Kann denn eine Mutter ihr Kind vergessen? Und selbst, wenn sie es vergessen könnte, ich vergesse euch nicht! (Jes 49,15).

Als er später von den Toten auferstanden war, erinnerten sich seine Jünger an dieses Wort (Joh 2,22).


Auch in unserem Leben ist es oft ähnlich:
Dinge, die vielleicht jahrelang keine Rolle mehr in meinem Leben mehr spielten, gewinnen wieder an Bedeutung.

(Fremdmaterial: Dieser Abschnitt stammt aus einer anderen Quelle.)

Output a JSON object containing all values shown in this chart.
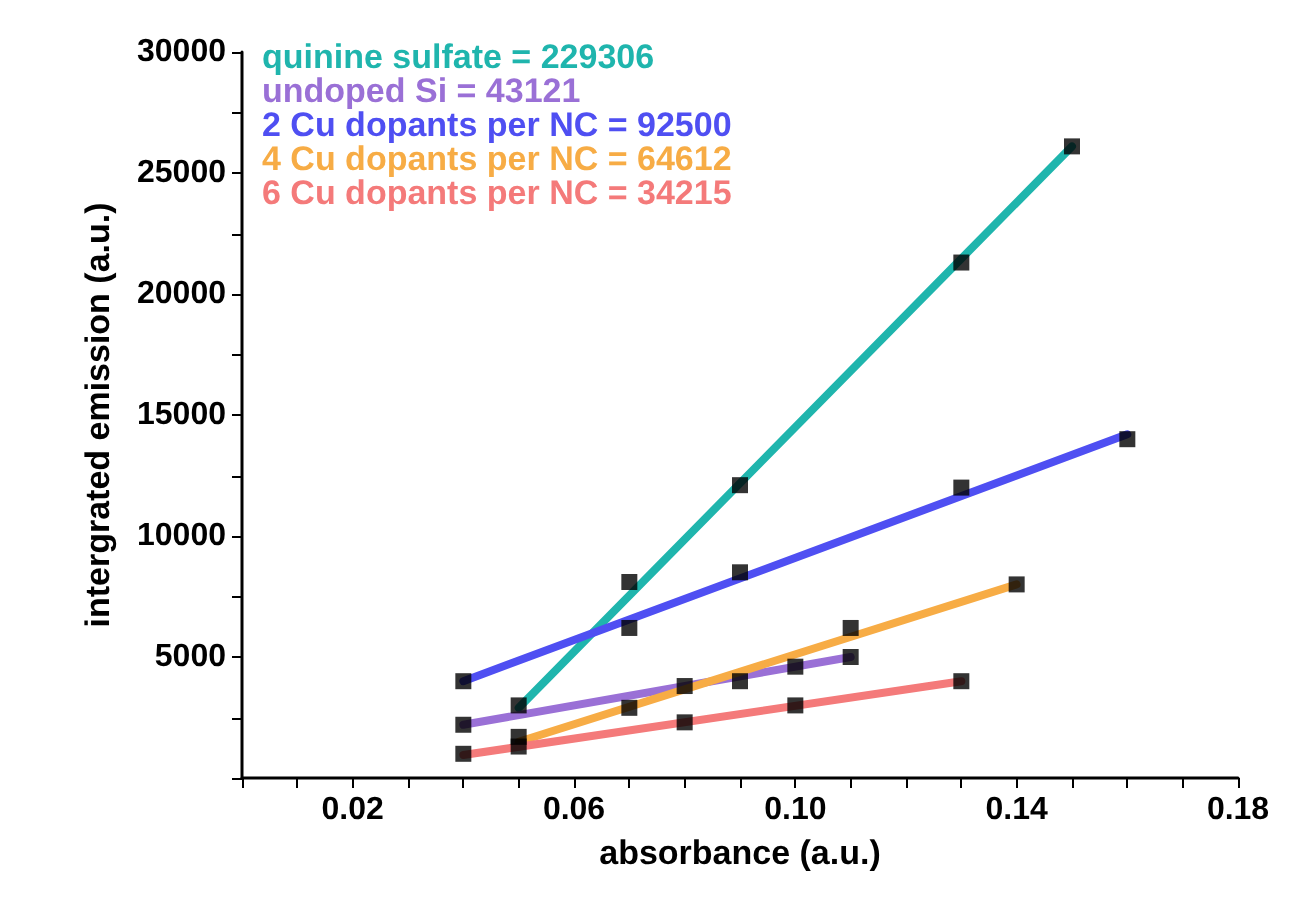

Erlebnisse, die ich schon vergessen hatte, kommen plötzlich wieder in mir hoch und beschäftigen mich.

Mit Personen, die aus meinem Gesichtsfeld verschwunden waren, gibt es wieder neue Berührungspunkte.

Welche Dinge, Erlebnisse, Erfahrungen mit Menschen aus früheren Jahren gewinnen für mich zur Zeit wieder neu an Bedeutung?

Was nehme ich wieder in mein Leben auf? (Frage aufs Bündel heften)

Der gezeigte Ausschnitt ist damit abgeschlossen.